1. Global brands will shift more dollars to local strategies.
As multinational companies continue expanding across country and cultural boundaries, they will focus more resources on making meaningful connections with local audiences. Brands will strive to make their promises and PR strategies look and feel closer to home through content that has a distinct local tone, style, dialect, and flair.
2. Standard metrics will drive new measurement models.
The industry will finally roll out a set of standard metrics that helps position public relations as more outcomes-driven. We'll have a golden opportunity to create fresh conversations around measurement that will result in customized dashboards and key performance indicators directly tied to a myriad of business goals.
3. Expect more mobile “moments of truth.”
The spectacular rise of smartphones and tablets will continue to drive the demand for content on the go. PR pros will find themselves leading multi-channel, multi-device initiatives focused on driving the path to purchase and brand engagement. Increasingly, it will be a video that does the trick or click. And expect to see more second-screen strategies as well.
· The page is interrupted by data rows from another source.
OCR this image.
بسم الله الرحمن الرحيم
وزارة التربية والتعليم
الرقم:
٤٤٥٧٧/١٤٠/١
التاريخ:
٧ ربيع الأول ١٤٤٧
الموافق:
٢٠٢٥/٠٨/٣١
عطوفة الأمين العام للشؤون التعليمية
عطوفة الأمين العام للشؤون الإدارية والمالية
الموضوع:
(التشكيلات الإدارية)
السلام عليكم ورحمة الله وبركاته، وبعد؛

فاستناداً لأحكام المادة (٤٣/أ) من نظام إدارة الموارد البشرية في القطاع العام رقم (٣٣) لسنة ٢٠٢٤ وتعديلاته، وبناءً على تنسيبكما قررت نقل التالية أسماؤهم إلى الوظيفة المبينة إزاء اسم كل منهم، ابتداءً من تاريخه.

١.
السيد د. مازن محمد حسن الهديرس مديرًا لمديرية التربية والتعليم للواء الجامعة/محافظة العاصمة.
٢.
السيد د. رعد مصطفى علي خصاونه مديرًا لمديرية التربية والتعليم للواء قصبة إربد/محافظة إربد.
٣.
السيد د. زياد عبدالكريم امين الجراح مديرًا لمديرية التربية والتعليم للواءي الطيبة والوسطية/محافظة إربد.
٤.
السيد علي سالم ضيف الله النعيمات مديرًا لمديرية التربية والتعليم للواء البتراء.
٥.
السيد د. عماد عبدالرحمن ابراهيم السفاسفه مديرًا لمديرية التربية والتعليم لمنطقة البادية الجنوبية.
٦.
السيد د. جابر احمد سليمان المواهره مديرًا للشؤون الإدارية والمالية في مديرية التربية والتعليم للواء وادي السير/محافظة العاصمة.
4. Stepped up recruiting of non-traditional hires.
More new hires will come from non-traditional backgrounds -- and not just in digital and social media, but also in: strategic planning, change management, branding, research, project management, business consulting, design, video, and web development. Alternative titles, creative compensation, and flexplace work initiatives will become more common. And companies that can effectively integrate and manage remote-based employees will be more successful attracting and retaining top talent.
5. Public relations will play a bigger role in leading integrated communications solutions.
2013 will see more major brand campaigns led by PR. Marketers will continue to look for more effective ways to solve business problems across the enterprise, and they're gravitating to the greater engagement and higher ROI public relations can provide. While PR pros are often excellent collaborators, the challenge will come in getting our creative counterparts in other disciplines to “play well with others” when they're not in the driver's seat.